= The Rhapsodic Fallacy =

'The Rhapsodic Fallacy' is an essay by United States poet Mary Kinzie in which she defines and attacks a "rhapsodic" conception of poetry. It was first published in Salmagundi of Fall 1984 and was collected in The Cure of Poetry in an Age of Prose: Moral Essays on the Poet's Calling, and a somewhat shorter version of the essay was later anthologized in Twentieth-Century American Poetics The essay was one of several of the mid-1980s that sparked a heated discussion over the role of form in American poetry, and was thus implicated in the formation of the New Formalism movement.

==The rhapsodic conception of poetry==
Kinzie begins the essay by identifying two contradictory strands in the critical writing and poetry of Edgar Allan Poe which she perceives as "begetting" the "rhapsodic" conception of poetry. These strands are:
1. "intensity can only be achieved in spontaneous, fragmented utterance", and
2. "the mental epic is viable"

She moves on to lament the loss of many forms or genres of poetry that were widely used in earlier times, including satire, the epistle, georgic, pastoral, allegory, philosophical poem, epic, verse drama, and tragedy, and quotes an essay by Australian poet A. D. Hope: "One after another the great forms disappear".

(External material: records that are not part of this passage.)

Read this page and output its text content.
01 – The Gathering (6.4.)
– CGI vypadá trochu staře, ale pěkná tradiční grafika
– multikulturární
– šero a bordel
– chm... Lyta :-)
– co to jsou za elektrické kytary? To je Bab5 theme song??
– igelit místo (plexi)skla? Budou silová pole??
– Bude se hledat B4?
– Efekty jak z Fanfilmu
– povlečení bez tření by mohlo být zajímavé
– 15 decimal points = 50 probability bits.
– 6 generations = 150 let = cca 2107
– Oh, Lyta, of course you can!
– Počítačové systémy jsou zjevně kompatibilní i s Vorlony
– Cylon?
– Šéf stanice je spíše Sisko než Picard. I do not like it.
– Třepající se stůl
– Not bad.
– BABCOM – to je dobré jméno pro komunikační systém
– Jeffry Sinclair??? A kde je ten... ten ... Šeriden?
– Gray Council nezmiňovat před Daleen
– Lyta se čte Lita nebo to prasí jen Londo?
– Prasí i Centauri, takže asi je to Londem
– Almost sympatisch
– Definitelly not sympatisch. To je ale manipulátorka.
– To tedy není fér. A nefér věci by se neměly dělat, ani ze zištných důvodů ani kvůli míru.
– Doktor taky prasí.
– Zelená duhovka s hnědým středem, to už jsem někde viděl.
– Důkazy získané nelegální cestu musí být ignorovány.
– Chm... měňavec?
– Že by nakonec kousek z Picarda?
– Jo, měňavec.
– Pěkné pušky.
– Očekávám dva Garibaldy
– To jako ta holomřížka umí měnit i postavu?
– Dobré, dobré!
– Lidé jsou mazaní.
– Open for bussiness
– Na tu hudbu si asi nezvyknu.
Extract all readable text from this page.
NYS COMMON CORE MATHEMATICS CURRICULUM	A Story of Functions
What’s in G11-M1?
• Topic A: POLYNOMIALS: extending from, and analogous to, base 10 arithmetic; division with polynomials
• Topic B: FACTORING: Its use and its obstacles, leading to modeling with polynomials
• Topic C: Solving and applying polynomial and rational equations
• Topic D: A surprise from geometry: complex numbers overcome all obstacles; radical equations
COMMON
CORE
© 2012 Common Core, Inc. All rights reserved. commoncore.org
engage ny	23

Kinzie sees free verse as the "great equalizer" and ushering in an age of reduced scope and ambition. "When poems not only set themselves at a uniform pitch, but also contract themselves to recurrent, predictable five- or ten-line climaxes, pretty soon the surprises do not surprise us any more. The new prosaic-lyrical effusion is organized to get us into and out of the poem with extraordinary rapidity and no lasting effects."

Kinzie proceeds to identify three main contemporary "substyles" of the prosaic-rhapsodic:
1. the Objective Style
2. the Mixed Ironic Style
3. the Innocuous Surreal Style

==The objective style==

Kinzie describes the Objective Style as gaining its effects from "the cumulative effect of a string of brief, bland declarative sentences". She lists the tools of the style as being: juxtaposition, portent, non sequitur, and passivity. The last of these, she notes, claims "a kind of reportorial honesty" for the poem.

==The mixed ironic style==

In the Mixed Ironic Style the poet injects into the work a "stylistic agitation that at first feel rich, sensitive, conscious, attentive to response". Kinzie regards John Ashbery as a prime example of a poet of this style.

==The innocuous surreal style==

In the third style described by Kinzie, the Innocuous Surreal Style, the poet whimsically and abruptly "violates" the "realistic surface" of the poem. Kinzie describes variants of this style: the Muted Innocuous Surreal and the Comic Surreal.